Monday, June 16, 2008

double o..

last night after dinner at ramen at gallery hotel, daniel and i drove down mohamed sultan road. took a right turn at double0 and it brought back horrid memories of an ex-bf of mine. more specifically where he broke into a fist fight with a random passerby when he came to my 'rescue' cos wilson was seen grabbing me. it was a painful memory i chose to put behind me but whenever i passed double o, images of that drama, the bouncers and me shamefully chasing after him so we could go home together, apologising and feeling guity that a fight broke out because of me and even more horrified that i was still getting into his car, subjecting myself to more abuse to come.

i told daniel.

traumatic as it was, it was part of me. part of the burden i carry with me and what shaped me to be who i am.. after wilson, i toughened up a whole lot and became very defensive and guarded towards boys.

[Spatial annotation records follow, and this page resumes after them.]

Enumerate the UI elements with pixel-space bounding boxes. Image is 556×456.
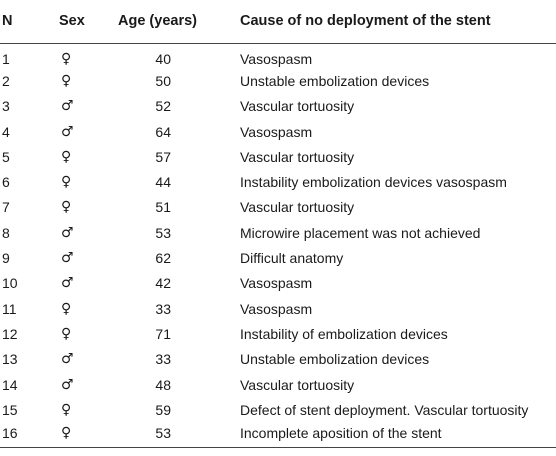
table-body: 1 ♀ 40 Vasospasm 2 ♀ 50 Unstable embolization d… [0,43,556,449]
cell-cause: Incomplete aposition of the stent [238,422,556,449]
cell-n: 13 [2,351,18,368]
header-cause: Cause of no deployment of the stent [238,0,556,44]
table-row: 14 ♂ 48 Vascular tortuosity [0,372,556,397]
cell-age: 52 [155,98,171,115]
table-row: 4 ♂ 64 Vasospasm [0,119,556,144]
cell-sex: ♀ [61,199,72,216]
cell-sex: ♂ [61,98,74,115]
cell-age: 71 [155,325,171,342]
cell-cause: Unstable embolization devices [240,351,430,368]
cell-n: 5 [2,148,10,165]
cell-age: 33 [155,300,171,317]
cell-age: 50 [155,72,171,89]
table-row: 7 ♀ 51 Vascular tortuosity [0,195,556,220]
cell-sex: ♂ [61,376,74,393]
cell-age: 51 [155,199,171,216]
cell-sex: ♀ [61,50,72,67]
cell-cause: Vascular tortuosity [240,148,355,165]
cell-n: 4 [2,123,10,140]
cell-sex: ♀ [61,148,72,165]
table-row: 3 ♂ 52 Vascular tortuosity [0,94,556,119]
cell-cause: Instability embolization devices vasospa… [240,174,507,191]
table-row: 6 ♀ 44 Instability embolization devices vas… [0,169,556,194]
cell-age: 62 [155,250,171,267]
table-row: 15 ♀ 59 Defect of stent deployment. Vascula… [0,397,556,422]
cell-age: 48 [155,376,171,393]
cell-cause: Vasospasm [240,300,313,317]
cell-age: 53 [155,224,171,241]
cell-cause: Difficult anatomy [240,250,344,267]
table-row: 12 ♀ 71 Instability of embolization devices [0,321,556,346]
cell-sex: ♀ [53,422,116,449]
cell-cause: Vascular tortuosity [240,199,355,216]
cell-age: 57 [155,148,171,165]
header-sex: Sex [53,0,116,44]
cell-cause: Vascular tortuosity [240,98,355,115]
header-age: Age (years) [116,0,238,44]
cell-n: 1 [2,50,10,67]
cell-age: 64 [155,123,171,140]
cell-age: 44 [155,174,171,191]
cell-sex: ♂ [61,123,74,140]
cell-sex: ♂ [61,351,74,368]
cell-sex: ♂ [61,224,74,241]
table-header: N Sex Age (years) Cause of no deployment… [0,0,556,44]
table-row: 2 ♀ 50 Unstable embolization devices [0,68,556,93]
cell-n: 14 [2,376,18,393]
cell-n: 6 [2,174,10,191]
cell-age: 53 [116,422,238,449]
header-row: N Sex Age (years) Cause of no deployment… [0,0,556,44]
table-row: 10 ♂ 42 Vasospasm [0,271,556,296]
table-row: 8 ♂ 53 Microwire placement was not achieved [0,220,556,245]
table-row: 16 ♀ 53 Incomplete aposition of the stent [0,422,556,449]
cell-cause: Defect of stent deployment. Vascular tor… [240,401,529,418]
cell-cause: Vasospasm [240,123,313,140]
cell-sex: ♂ [61,250,74,267]
cell-sex: ♀ [61,174,72,191]
cell-n: 2 [2,72,10,89]
cell-n: 3 [2,98,10,115]
cell-n: 15 [2,401,18,418]
table-row: 5 ♀ 57 Vascular tortuosity [0,144,556,169]
table-row: 9 ♂ 62 Difficult anatomy [0,245,556,270]
cell-n: 11 [2,300,17,317]
cell-age: 40 [155,50,171,67]
table-row: 1 ♀ 40 Vasospasm [0,43,556,68]
cell-n: 12 [2,325,18,342]
cell-n: 10 [2,275,18,292]
cell-cause: Vascular tortuosity [240,376,355,393]
cell-n: 8 [2,224,10,241]
cell-cause: Unstable embolization devices [240,72,430,89]
cell-cause: Microwire placement was not achieved [240,224,481,241]
table-row: 13 ♂ 33 Unstable embolization devices [0,347,556,372]
cell-cause: Vasospasm [240,275,313,292]
cell-sex: ♂ [61,275,74,292]
cell-age: 33 [155,351,171,368]
cell-n: 16 [0,422,53,449]
header-n: N [0,0,53,44]
cell-n: 7 [2,199,10,216]
cell-sex: ♀ [61,401,72,418]
cell-sex: ♀ [61,300,72,317]
cell-sex: ♀ [61,72,72,89]
cell-n: 9 [2,250,10,267]
cell-cause: Vasospasm [240,50,313,67]
cell-cause: Instability of embolization devices [240,325,448,342]
cell-age: 59 [155,401,171,418]
cell-sex: ♀ [61,325,72,342]
table-row: 11 ♀ 33 Vasospasm [0,296,556,321]
cell-age: 42 [155,275,171,292]
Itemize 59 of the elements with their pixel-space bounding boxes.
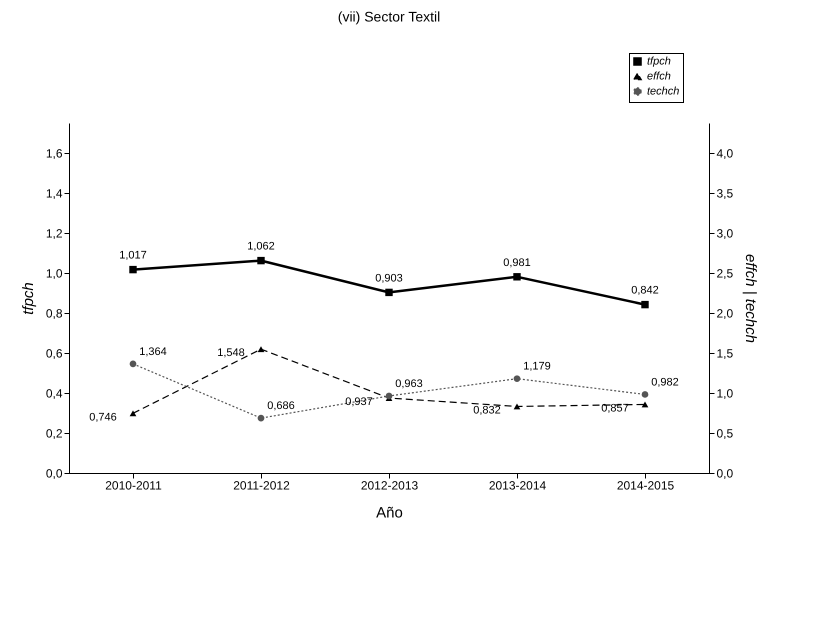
y-tick-label: 0,4 [46,386,63,400]
y-tick-label: 1,0 [46,266,63,280]
point [386,392,392,400]
y-tick-label: 1,6 [46,146,63,160]
legend-label: techch [647,86,680,98]
x-axis-title: Año [376,504,403,522]
data-label: 0,842 [631,284,659,297]
y2-tick-label: 4,0 [716,146,734,160]
y2-tick-label: 3,0 [716,226,734,240]
point [513,273,521,281]
y2-tick-label: 1,5 [716,346,734,360]
y2-tick-label: 2,0 [716,306,734,320]
point [258,414,264,422]
data-label: 1,062 [247,240,275,253]
point [514,375,520,382]
y2-tick-label: 3,5 [716,186,734,200]
y-tick-label: 0,6 [46,346,63,360]
legend-label: tfpch [647,56,671,68]
y2-tick-label: 0,5 [716,426,734,440]
point [130,360,136,368]
data-label: 1,179 [523,360,551,373]
x-tick-label: 2011-2012 [233,478,290,492]
data-label: 0,832 [473,404,501,416]
point [129,266,137,274]
data-label: 0,981 [503,256,531,269]
x-tick-label: 2012-2013 [360,478,419,492]
point [130,410,136,416]
chart-title: (vii) Sector Textil [338,8,440,24]
data-label: 0,903 [375,272,403,284]
point [641,300,649,308]
y2-tick-label: 2,5 [716,266,734,280]
data-label: 0,686 [267,400,295,412]
legend-label: effch [647,70,671,82]
data-label: 0,982 [651,376,679,388]
y2-tick-label: 0,0 [716,466,734,480]
point [385,288,393,296]
y-axis-title: tfpch [20,282,37,315]
x-tick-label: 2014-2015 [616,478,675,492]
data-label: 1,364 [139,346,167,358]
y-tick-label: 1,2 [46,226,63,240]
y-tick-label: 0,2 [46,426,63,440]
y2-tick-label: 1,0 [716,386,734,400]
data-label: 1,548 [217,347,245,360]
y-tick-label: 0,0 [46,466,63,480]
y-tick-label: 0,8 [46,306,63,320]
y-tick-label: 1,4 [46,186,63,200]
data-label: 0,857 [601,402,629,414]
y2-axis-title: effch | techch [742,254,760,343]
x-tick-label: 2010-2011 [105,478,162,492]
x-tick-label: 2013-2014 [488,478,547,492]
data-label: 1,017 [119,250,147,262]
data-label: 0,937 [345,396,373,408]
data-label: 0,746 [89,411,117,424]
point [258,346,264,352]
point [514,404,520,410]
point [642,391,648,398]
data-label: 0,963 [395,378,423,390]
point [642,402,648,408]
point [257,256,265,264]
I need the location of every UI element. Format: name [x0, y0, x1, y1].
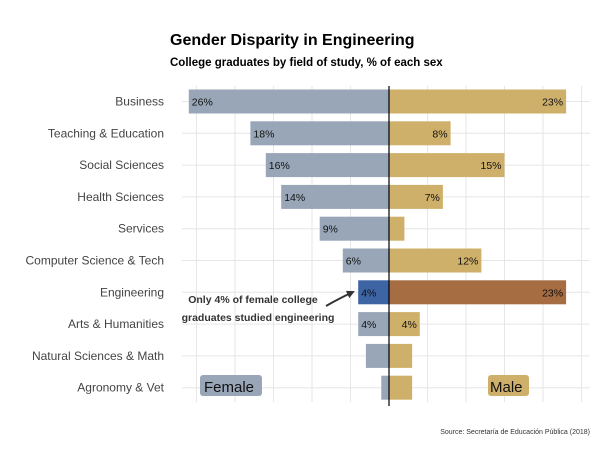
legend-male-label: Male [490, 379, 523, 396]
legend-female-box [200, 375, 262, 396]
category-label-6: Engineering [100, 285, 164, 299]
data-label-female-2: 16% [269, 160, 290, 172]
bar-female-2 [265, 153, 389, 178]
data-label-male-3: 7% [425, 192, 440, 204]
data-label-female-4: 9% [323, 224, 338, 236]
legend-female-label: Female [204, 379, 254, 396]
data-label-female-7: 4% [361, 319, 376, 331]
data-label-male-7: 4% [402, 319, 417, 331]
bar-male-5 [389, 248, 482, 273]
data-label-female-3: 14% [284, 192, 305, 204]
bars [188, 89, 567, 400]
bar-female-9 [381, 375, 389, 400]
data-label-female-5: 6% [346, 256, 361, 268]
data-label-male-5: 12% [457, 256, 478, 268]
bar-female-5 [342, 248, 389, 273]
category-label-0: Business [115, 95, 164, 109]
annotation-line-2: graduates studied engineering [182, 312, 335, 324]
data-label-male-1: 8% [432, 128, 447, 140]
bar-male-2 [389, 153, 505, 178]
category-label-4: Services [118, 222, 164, 236]
bar-female-7 [358, 312, 389, 337]
data-label-male-6: 23% [542, 287, 563, 299]
data-label-male-0: 23% [542, 97, 563, 109]
source-note: Source: Secretaría de Educación Pública … [440, 429, 590, 436]
bar-male-3 [389, 184, 443, 209]
category-label-7: Arts & Humanities [68, 317, 164, 331]
legend-male-box [488, 375, 529, 396]
data-label-female-6: 4% [361, 287, 376, 299]
category-label-9: Agronomy & Vet [77, 381, 164, 395]
category-label-5: Computer Science & Tech [25, 254, 164, 268]
category-label-8: Natural Sciences & Math [32, 349, 164, 363]
labels: Business 26% 23% Teaching & Education 18% 8% S… [25, 95, 563, 395]
bar-female-6 [358, 280, 389, 305]
chart-subtitle: College graduates by field of study, % o… [170, 57, 443, 69]
bar-female-0 [188, 89, 389, 114]
bar-male-8 [389, 343, 413, 368]
data-label-male-2: 15% [480, 160, 501, 172]
bar-male-7 [389, 312, 420, 337]
bar-male-6 [389, 280, 567, 305]
annotation: Only 4% of female college graduates stud… [182, 290, 355, 324]
bar-male-0 [389, 89, 567, 114]
annotation-line-1: Only 4% of female college [188, 294, 318, 306]
bar-male-4 [389, 216, 405, 241]
category-label-3: Health Sciences [77, 190, 164, 204]
bar-female-3 [281, 184, 389, 209]
legend-female: Female [200, 375, 262, 396]
bar-male-9 [389, 375, 413, 400]
legend-male: Male [488, 375, 529, 396]
category-label-1: Teaching & Education [48, 126, 164, 140]
chart-title: Gender Disparity in Engineering [170, 32, 415, 49]
bar-female-4 [319, 216, 389, 241]
bar-female-1 [250, 121, 389, 146]
bar-male-1 [389, 121, 451, 146]
annotation-arrow [325, 290, 355, 307]
bar-female-8 [365, 343, 389, 368]
category-label-2: Social Sciences [79, 158, 164, 172]
data-label-female-0: 26% [192, 97, 213, 109]
data-label-female-1: 18% [253, 128, 274, 140]
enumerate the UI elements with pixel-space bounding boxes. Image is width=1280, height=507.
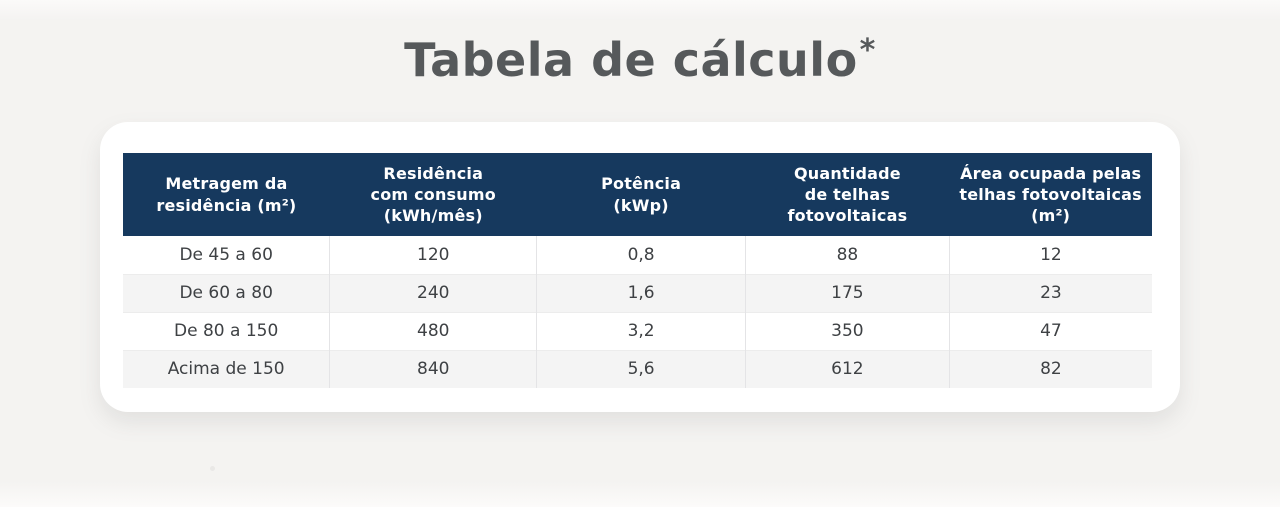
header-row: Metragem da residência (m²) Residência c… (123, 153, 1152, 236)
table-cell: 175 (745, 273, 950, 312)
header-cell-metragem: Metragem da residência (m²) (123, 153, 330, 236)
table-cell: 12 (948, 236, 1152, 274)
page-title-text: Tabela de cálculo (404, 33, 858, 87)
stray-dot (210, 466, 215, 471)
header-cell-consumo: Residência com consumo (kWh/mês) (329, 153, 537, 236)
table-cell: 82 (948, 349, 1152, 388)
table-row: Acima de 150 840 5,6 612 82 (123, 349, 1152, 388)
table-cell: 47 (948, 311, 1152, 350)
table-cell: 23 (948, 273, 1152, 312)
table-cell: 350 (745, 311, 950, 350)
page-title: Tabela de cálculo* (0, 34, 1280, 86)
header-cell-area-ocupada: Área ocupada pelas telhas fotovoltaicas … (949, 153, 1152, 236)
header-cell-potencia: Potência (kWp) (536, 153, 746, 236)
table-wrap: Metragem da residência (m²) Residência c… (123, 153, 1152, 388)
table-cell: De 45 a 60 (123, 236, 330, 274)
table-cell: 0,8 (536, 236, 746, 274)
header-cell-telhas: Quantidade de telhas fotovoltaicas (745, 153, 950, 236)
table-cell: Acima de 150 (123, 349, 330, 388)
table-cell: 840 (329, 349, 537, 388)
table-cell: 240 (329, 273, 537, 312)
table-cell: 5,6 (536, 349, 746, 388)
table-cell: De 80 a 150 (123, 311, 330, 350)
table-cell: 480 (329, 311, 537, 350)
title-asterisk: * (859, 33, 876, 68)
calc-table: Metragem da residência (m²) Residência c… (123, 153, 1152, 388)
table-row: De 45 a 60 120 0,8 88 12 (123, 236, 1152, 274)
table-cell: 88 (745, 236, 950, 274)
table-cell: 1,6 (536, 273, 746, 312)
calc-card: Metragem da residência (m²) Residência c… (100, 122, 1180, 412)
table-cell: 3,2 (536, 311, 746, 350)
table-cell: 612 (745, 349, 950, 388)
table-cell: De 60 a 80 (123, 273, 330, 312)
table-row: De 80 a 150 480 3,2 350 47 (123, 311, 1152, 350)
table-cell: 120 (329, 236, 537, 274)
table-row: De 60 a 80 240 1,6 175 23 (123, 273, 1152, 312)
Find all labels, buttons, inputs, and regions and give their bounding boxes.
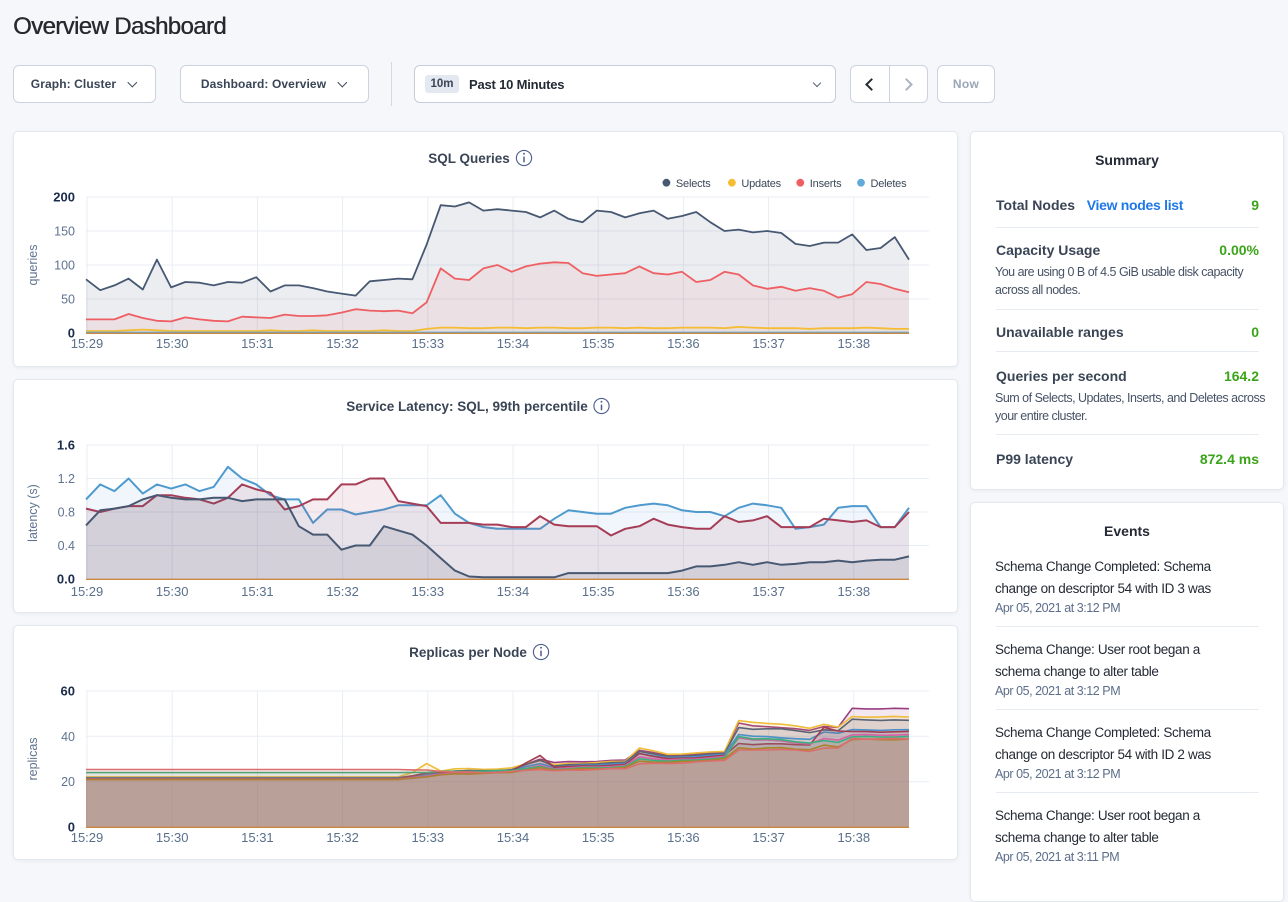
svg-text:15:30: 15:30 — [156, 584, 189, 599]
svg-text:Service Latency: SQL, 99th per: Service Latency: SQL, 99th percentile — [346, 399, 588, 414]
svg-text:0: 0 — [68, 820, 75, 835]
svg-text:15:30: 15:30 — [156, 336, 189, 351]
svg-text:40: 40 — [61, 730, 75, 744]
svg-text:15:33: 15:33 — [412, 584, 445, 599]
svg-text:15:37: 15:37 — [752, 830, 785, 845]
svg-text:15:31: 15:31 — [241, 584, 274, 599]
svg-text:15:34: 15:34 — [497, 830, 530, 845]
svg-text:15:31: 15:31 — [241, 830, 274, 845]
svg-text:Replicas per Node: Replicas per Node — [409, 645, 527, 660]
svg-text:queries: queries — [26, 245, 40, 286]
svg-text:SQL Queries: SQL Queries — [428, 151, 510, 166]
svg-text:15:35: 15:35 — [582, 830, 615, 845]
svg-text:1.2: 1.2 — [58, 472, 75, 486]
svg-text:20: 20 — [61, 775, 75, 789]
svg-text:latency (s): latency (s) — [26, 484, 40, 542]
svg-text:15:35: 15:35 — [582, 336, 615, 351]
svg-text:15:32: 15:32 — [326, 336, 359, 351]
svg-text:15:29: 15:29 — [71, 830, 104, 845]
svg-text:1.6: 1.6 — [57, 438, 75, 453]
svg-text:15:34: 15:34 — [497, 336, 530, 351]
svg-text:15:38: 15:38 — [838, 336, 871, 351]
svg-text:15:30: 15:30 — [156, 830, 189, 845]
svg-text:15:29: 15:29 — [71, 584, 104, 599]
svg-text:15:36: 15:36 — [667, 830, 700, 845]
svg-text:15:35: 15:35 — [582, 584, 615, 599]
svg-text:15:36: 15:36 — [667, 336, 700, 351]
svg-text:15:36: 15:36 — [667, 584, 700, 599]
svg-text:replicas: replicas — [26, 737, 40, 780]
svg-text:60: 60 — [61, 684, 75, 699]
svg-text:15:38: 15:38 — [838, 830, 871, 845]
svg-text:15:32: 15:32 — [326, 830, 359, 845]
svg-text:15:33: 15:33 — [412, 830, 445, 845]
svg-text:0: 0 — [68, 326, 75, 341]
svg-text:15:31: 15:31 — [241, 336, 274, 351]
svg-text:15:38: 15:38 — [838, 584, 871, 599]
svg-text:15:29: 15:29 — [71, 336, 104, 351]
svg-text:0.0: 0.0 — [57, 572, 75, 587]
svg-text:Updates: Updates — [741, 178, 781, 190]
svg-text:0.4: 0.4 — [58, 539, 75, 553]
svg-text:Deletes: Deletes — [871, 178, 908, 190]
svg-text:50: 50 — [61, 293, 75, 307]
svg-text:100: 100 — [54, 259, 75, 273]
svg-text:Inserts: Inserts — [810, 178, 842, 190]
svg-text:15:32: 15:32 — [326, 584, 359, 599]
svg-text:150: 150 — [54, 225, 75, 239]
svg-text:Selects: Selects — [676, 178, 711, 190]
svg-text:15:37: 15:37 — [752, 336, 785, 351]
svg-text:15:37: 15:37 — [752, 584, 785, 599]
svg-text:15:34: 15:34 — [497, 584, 530, 599]
svg-text:200: 200 — [53, 190, 75, 205]
svg-text:15:33: 15:33 — [412, 336, 445, 351]
svg-text:0.8: 0.8 — [58, 506, 75, 520]
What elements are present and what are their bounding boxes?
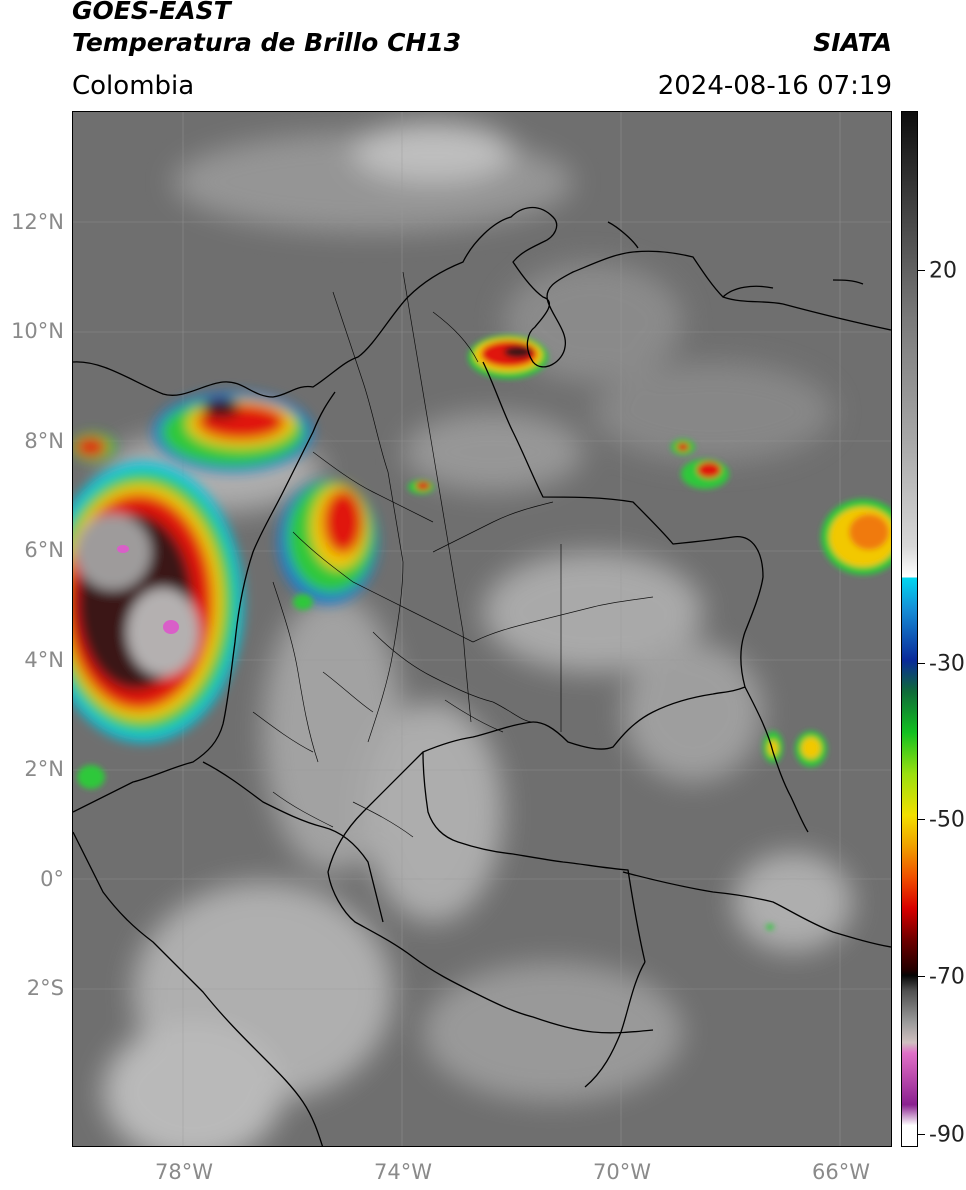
temperature-colorbar	[901, 111, 918, 1147]
colorbar-tick-minus90	[918, 1134, 925, 1135]
lat-label-4n: 4°N	[24, 648, 64, 672]
lon-label-70w: 70°W	[593, 1160, 651, 1184]
colorbar-label-minus90: -90	[929, 1122, 965, 1148]
colorbar-label-minus30: -30	[929, 651, 965, 677]
brand-label: SIATA	[813, 28, 892, 57]
department-lines	[252, 271, 654, 838]
product-title: Temperatura de Brillo CH13	[72, 28, 462, 57]
lat-label-2n: 2°N	[24, 757, 64, 781]
colorbar-tick-minus50	[918, 819, 925, 820]
colorbar-tick-minus70	[918, 976, 925, 977]
colorbar-label-20: 20	[929, 258, 957, 284]
timestamp: 2024-08-16 07:19	[657, 71, 892, 101]
colorbar-label-minus70: -70	[929, 964, 965, 990]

while i was wallowing in self-pity, daniel told me about his not-so-wonderful experience in double o as well. he went there once to watch a bachata competition, got into an arguement with his then-gf and missed the entire show. which made me feel horrible as well.. how could anyone fault such a wonderful, easy-going and thoughtful guy like him? and to the extend of arguing and ruining an entire evening out? that's pretty extreme..

i felt bad. but also relieved that as we drove away from double o, it was pretty clear that we left our past behind.